AWS will charge EC2 customers by the second

Amazon AWS

Amazon Web Services (AWS) will soon be raising its prices to better compete against its rivals Microsoft and Google in the public cloud market.

The company announced on Monday that as of October 2, it will begin charging customers by the second to use its EC2 virtual slices in its data centers. This is a big change in AWS' pricing model, as it has charged by the hour since its release in 2006.

A year after Alphabet's Google entered the public cloud market, it announced that it would begin to charge customers by the minute with a 10-minute minimum. Microsoft's Azure also adopted a similar pricing model shortly after.
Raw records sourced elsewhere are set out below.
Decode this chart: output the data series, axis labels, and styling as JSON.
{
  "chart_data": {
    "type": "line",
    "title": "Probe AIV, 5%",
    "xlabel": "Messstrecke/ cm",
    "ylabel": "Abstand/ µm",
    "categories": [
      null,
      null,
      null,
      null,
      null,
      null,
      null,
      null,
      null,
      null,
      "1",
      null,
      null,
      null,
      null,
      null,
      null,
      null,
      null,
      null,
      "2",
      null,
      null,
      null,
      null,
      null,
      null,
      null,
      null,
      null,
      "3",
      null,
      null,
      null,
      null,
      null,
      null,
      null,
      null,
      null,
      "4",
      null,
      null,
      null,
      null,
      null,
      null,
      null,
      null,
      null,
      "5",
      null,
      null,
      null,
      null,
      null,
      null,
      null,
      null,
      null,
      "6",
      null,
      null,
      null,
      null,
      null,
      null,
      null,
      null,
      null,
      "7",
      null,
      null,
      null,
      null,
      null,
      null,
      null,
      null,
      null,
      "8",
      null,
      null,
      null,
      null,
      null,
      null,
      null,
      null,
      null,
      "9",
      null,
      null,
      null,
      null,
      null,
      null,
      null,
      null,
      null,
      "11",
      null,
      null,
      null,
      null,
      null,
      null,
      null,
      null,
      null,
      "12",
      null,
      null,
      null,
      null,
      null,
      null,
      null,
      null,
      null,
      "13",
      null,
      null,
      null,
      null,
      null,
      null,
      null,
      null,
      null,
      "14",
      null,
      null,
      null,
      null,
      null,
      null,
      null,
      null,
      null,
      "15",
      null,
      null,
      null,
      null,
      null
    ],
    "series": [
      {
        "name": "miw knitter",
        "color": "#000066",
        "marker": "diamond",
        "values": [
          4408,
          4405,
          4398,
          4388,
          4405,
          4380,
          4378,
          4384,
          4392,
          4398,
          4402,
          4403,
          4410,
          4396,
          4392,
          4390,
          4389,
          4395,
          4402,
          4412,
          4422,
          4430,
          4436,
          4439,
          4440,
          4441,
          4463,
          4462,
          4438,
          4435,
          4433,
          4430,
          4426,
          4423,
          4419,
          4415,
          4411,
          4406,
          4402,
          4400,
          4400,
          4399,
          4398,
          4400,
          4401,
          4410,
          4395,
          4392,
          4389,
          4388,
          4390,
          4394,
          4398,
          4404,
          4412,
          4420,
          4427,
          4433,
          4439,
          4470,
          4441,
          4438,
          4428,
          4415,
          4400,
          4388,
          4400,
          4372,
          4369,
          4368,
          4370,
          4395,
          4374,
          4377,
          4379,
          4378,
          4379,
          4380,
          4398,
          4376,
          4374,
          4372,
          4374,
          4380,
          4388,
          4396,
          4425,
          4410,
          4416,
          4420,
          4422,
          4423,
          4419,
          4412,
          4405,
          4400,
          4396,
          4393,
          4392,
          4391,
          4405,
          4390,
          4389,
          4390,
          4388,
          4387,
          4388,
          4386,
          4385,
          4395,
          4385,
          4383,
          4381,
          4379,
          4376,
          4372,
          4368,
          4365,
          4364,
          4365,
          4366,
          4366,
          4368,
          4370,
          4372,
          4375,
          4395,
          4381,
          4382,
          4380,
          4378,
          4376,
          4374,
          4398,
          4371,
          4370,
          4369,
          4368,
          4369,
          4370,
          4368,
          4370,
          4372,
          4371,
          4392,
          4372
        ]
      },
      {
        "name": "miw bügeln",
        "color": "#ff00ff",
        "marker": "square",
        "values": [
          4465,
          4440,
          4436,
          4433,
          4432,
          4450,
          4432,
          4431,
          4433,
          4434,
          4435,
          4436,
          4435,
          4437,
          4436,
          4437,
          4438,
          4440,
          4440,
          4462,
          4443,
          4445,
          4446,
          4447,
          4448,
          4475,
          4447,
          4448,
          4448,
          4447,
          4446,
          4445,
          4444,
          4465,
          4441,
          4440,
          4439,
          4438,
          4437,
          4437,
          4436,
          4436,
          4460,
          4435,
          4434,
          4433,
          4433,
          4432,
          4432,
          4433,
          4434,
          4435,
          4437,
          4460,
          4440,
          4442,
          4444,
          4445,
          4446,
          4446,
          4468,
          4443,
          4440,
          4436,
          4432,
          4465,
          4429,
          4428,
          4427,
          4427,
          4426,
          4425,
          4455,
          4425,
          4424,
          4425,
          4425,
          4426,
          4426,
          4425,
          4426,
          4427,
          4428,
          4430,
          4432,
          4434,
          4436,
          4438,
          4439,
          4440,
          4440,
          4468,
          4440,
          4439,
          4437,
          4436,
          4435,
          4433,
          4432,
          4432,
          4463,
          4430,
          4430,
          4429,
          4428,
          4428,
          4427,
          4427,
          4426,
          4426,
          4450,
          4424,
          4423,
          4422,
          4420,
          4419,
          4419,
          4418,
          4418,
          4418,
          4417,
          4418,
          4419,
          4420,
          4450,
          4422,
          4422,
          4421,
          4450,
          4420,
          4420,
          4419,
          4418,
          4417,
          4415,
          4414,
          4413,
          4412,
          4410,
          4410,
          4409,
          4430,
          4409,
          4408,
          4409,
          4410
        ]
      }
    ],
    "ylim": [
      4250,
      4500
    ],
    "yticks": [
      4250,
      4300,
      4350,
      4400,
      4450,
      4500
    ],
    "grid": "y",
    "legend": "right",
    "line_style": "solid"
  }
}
By charging customers that use its Linux virtual machines by the second, AWS will give them the ability to only pay for the computing resources they use and this move may help the company regain some lost market share. There will be a one-minute minimum and certain types of workloads could see companies paying a lot less for cloud services.

AWS' chief evangelist, Jeff Barr provided more details on the per second pricing model in a blog post, saying:

"Effective October 2, usage of Linux instances that are launched in On-Demand, Reserved, and Spot form will be billed in one-second increments. Similarly, provisioned storage for EBS volumes will be billed in one-second increments. Per-second billing also applies to Amazon EMR and AWS Batch."

As demand for public cloud services has increased, AWS is taking the necessary steps to stay one step ahead of its competitors in the space.